Type A canine: Dogs have personalities too
DRAWING BY DEBORAH DERR McCLINTOCK
Q. The personality survey had 34 items, focusing on the four traits of energy, cooperativeness, emotional sensitivity, and intelligence-plus-curiosity. Who was being surveyed?– G. Gurdjieff
A. Dogs, the aim being to look for distinctive canine personalities. Indeed, the researchers found them, concluding that certain personality traits differ as much among dogs as they do among people, University of Texas- Austin psychologist Samuel Gosling told Science News.
But how would anyone gauge this? The 78 dog owners rated their own personalities and those of their dogs, almost half of them mutts.Then each owner had a friend rate the traits of the owner and the dog, showing surprising concurrence. Finally, strangers at a park watched the owners interact with the dogs– again concurrence.
Next up for the researchers? To check if other mammals also have personalities.
Q. What's the most common test for people to take at night? And not just at night, but while they're sleeping! –S. Freud
A. The classic Examination Dream, in which the dreamer can't find the room where the test is scheduled, or sits at a desk but has trouble seeing the questions, or the pen won't write, said Dr. Theresa A. Sullivan at the 2003 University of Texas graduation.

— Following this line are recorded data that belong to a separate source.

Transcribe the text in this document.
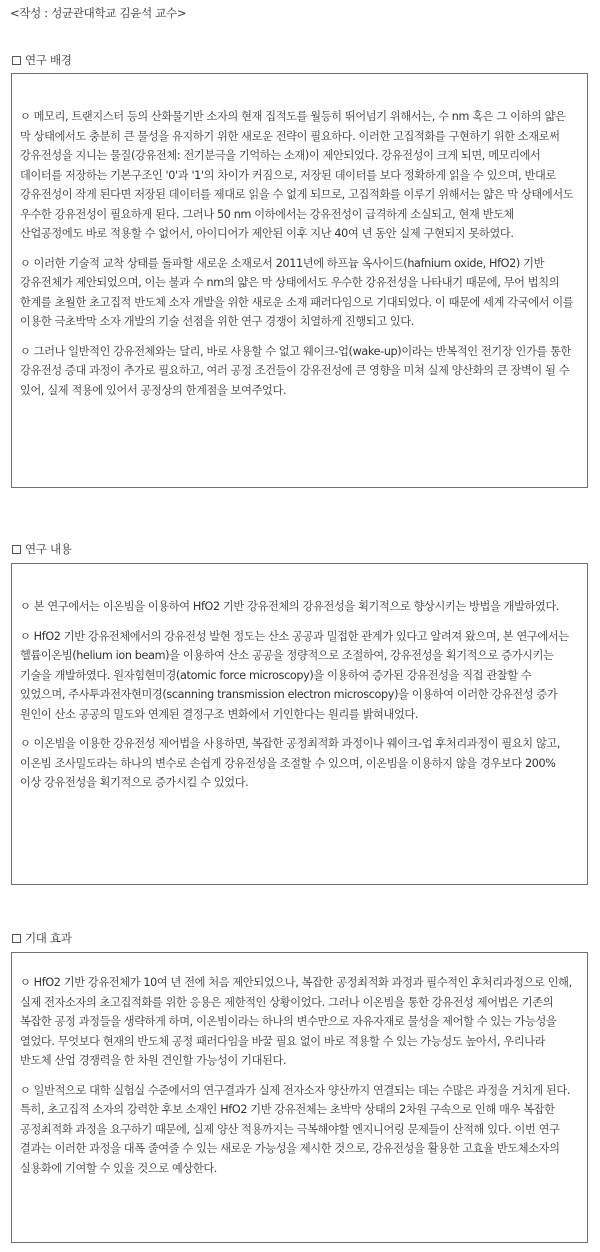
<작성 : 성균관대학교 김윤석 교수>
연구 배경

ㅇ 메모리, 트랜지스터 등의 산화물기반 소자의 현재 집적도를 월등히 뛰어넘기 위해서는, 수 nm 혹은 그 이하의 얇은 막 상태에서도 충분히 큰 물성을 유지하기 위한 새로운 전략이 필요하다. 이러한 고집적화를 구현하기 위한 소재로써 강유전성을 지니는 물질(강유전체: 전기분극을 기억하는 소재)이 제안되었다. 강유전성이 크게 되면, 메모리에서 데이터를 저장하는 기본구조인 '0'과 '1'의 차이가 커짐으로, 저장된 데이터를 보다 정확하게 읽을 수 있으며, 반대로 강유전성이 작게 된다면 저장된 데이터를 제대로 읽을 수 없게 되므로, 고집적화를 이루기 위해서는 얇은 막 상태에서도 우수한 강유전성이 필요하게 된다. 그러나 50 nm 이하에서는 강유전성이 급격하게 소실되고, 현재 반도체 산업공정에도 바로 적용할 수 없어서, 아이디어가 제안된 이후 지난 40여 년 동안 실제 구현되지 못하였다.

ㅇ 이러한 기술적 교착 상태를 돌파할 새로운 소재로서 2011년에 하프늄 옥사이드(hafnium oxide, HfO2) 기반 강유전체가 제안되었으며, 이는 불과 수 nm의 얇은 막 상태에서도 우수한 강유전성을 나타내기 때문에, 무어 법칙의 한계를 초월한 초고집적 반도체 소자 개발을 위한 새로운 소재 패러다임으로 기대되었다. 이 때문에 세계 각국에서 이를 이용한 극초박막 소자 개발의 기술 선점을 위한 연구 경쟁이 치열하게 진행되고 있다.

ㅇ 그러나 일반적인 강유전체와는 달리, 바로 사용할 수 없고 웨이크-업(wake-up)이라는 반복적인 전기장 인가를 통한 강유전성 증대 과정이 추가로 필요하고, 여러 공정 조건들이 강유전성에 큰 영향을 미쳐 실제 양산화의 큰 장벽이 될 수 있어, 실제 적용에 있어서 공정상의 한계점을 보여주었다.

연구 내용

ㅇ 본 연구에서는 이온빔을 이용하여 HfO2 기반 강유전체의 강유전성을 획기적으로 향상시키는 방법을 개발하였다.

ㅇ HfO2 기반 강유전체에서의 강유전성 발현 정도는 산소 공공과 밀접한 관계가 있다고 알려져 왔으며, 본 연구에서는 헬륨이온빔(helium ion beam)을 이용하여 산소 공공을 정량적으로 조절하여, 강유전성을 획기적으로 증가시키는 기술을 개발하였다. 원자힘현미경(atomic force microscopy)을 이용하여 증가된 강유전성을 직접 관찰할 수 있었으며, 주사투과전자현미경(scanning transmission electron microscopy)을 이용하여 이러한 강유전성 증가 원인이 산소 공공의 밀도와 연계된 결정구조 변화에서 기인한다는 원리를 밝혀내었다.

ㅇ 이온빔을 이용한 강유전성 제어법을 사용하면, 복잡한 공정최적화 과정이나 웨이크-업 후처리과정이 필요치 않고, 이온빔 조사밀도라는 하나의 변수로 손쉽게 강유전성을 조절할 수 있으며, 이온빔을 이용하지 않을 경우보다 200%이상 강유전성을 획기적으로 증가시킬 수 있었다.

기대 효과

ㅇ HfO2 기반 강유전체가 10여 년 전에 처음 제안되었으나, 복잡한 공정최적화 과정과 필수적인 후처리과정으로 인해, 실제 전자소자의 초고집적화를 위한 응용은 제한적인 상황이었다. 그러나 이온빔을 통한 강유전성 제어법은 기존의 복잡한 공정 과정들을 생략하게 하며, 이온빔이라는 하나의 변수만으로 자유자재로 물성을 제어할 수 있는 가능성을 열었다. 무엇보다 현재의 반도체 공정 패러다임을 바꿀 필요 없이 바로 적용할 수 있는 가능성도 높아서, 우리나라 반도체 산업 경쟁력을 한 차원 견인할 가능성이 기대된다.

ㅇ 일반적으로 대학 실험실 수준에서의 연구결과가 실제 전자소자 양산까지 연결되는 데는 수많은 과정을 거치게 된다. 특히, 초고집적 소자의 강력한 후보 소재인 HfO2 기반 강유전체는 초박막 상태의 2차원 구속으로 인해 매우 복잡한 공정최적화 과정을 요구하기 때문에, 실제 양산 적용까지는 극복해야할 엔지니어링 문제들이 산적해 있다. 이번 연구 결과는 이러한 과정을 대폭 줄여줄 수 있는 새로운 가능성을 제시한 것으로, 강유전성을 활용한 고효율 반도체소자의 실용화에 기여할 수 있을 것으로 예상한다.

In our society, this is among the top five dream types, generally appearing first during adolescence but striking in old age as well. Perhaps some 40 percent of college students have these dreams, but here's the good news: "Almost 100 percent of college graduates report having the dreams!" Why good news, when the dreamer often awakens in a cold sweat with heart pounding? Because real exam failers are far less likely to have had Examination Dreams than those who ultimately succeed.
Beyond the school setting, these dreams seem subtle reminders to the dreamer of having faced old challenges and come through okay, says Charlottesville psychologist Robert Van de Castle. So a looming job interview or new family responsibility may trigger such a dream. "What better metaphor could there be for how we measure up?"
And so, concluded Sullivan to her graduating audience, "while I won't wish that all your dreams come true, I can hope that all your wishes be fulfilled."
Q. As you read this, how many solar neutrinos pass through your body each second? None? A hundred? A million? A billion? –C. Kent
A. More like 400 trillion, answers Arizona State University astronomer Jeff Hester. Each of these neutrinos forms when two protons fuse together in the core of the Sun. This is the first step in the sequence of nuclear fusion reactions turning hydrogen into helium, providing the energy that has powered the Sun for 4.5 billion years and will continue to do so for the next 5 billion. Even though these neutrinos are formed in the heart of the Sun, they interact so feebly with matter that they are able to stream outward as if the rest of the Sun weren't there. They are also able to pass cleanly through Earth– and your body– without leaving a trace.
Even though extremely elusive, neutrinos can be detected if you are clever enough. Raymond Davis Jr. and Masatoshi Koshiba were awarded a share of the 2002 Nobel Prize in Physics for their work with these elementary particles.
Q. How often are people born with six fingers? Is the extra finger useful or does a surgeon remove it as soon as the baby is born? –L. Kotke
A. So-called "polydactyls" may have six or more digits on either their hands or feet or both, an inherited condition, says "Wikipedia, the free online encyclopedia." The extra digits vary from small pieces of soft tissue to complete fingers or toes and occur in about one in every 500 babies, more in certain populations such as the Amish, where few outsiders join the group and marriage occurs within the community. In Western society, the extra digits are usually surgically removed early in life.
Whether these are useful is unclear, but one major league pitcher from the Dominican Republic reportedly had six digits on both hands and feet– nickname: "the octopus." After the team won an important game, the manager jokingly asked him to "give me six."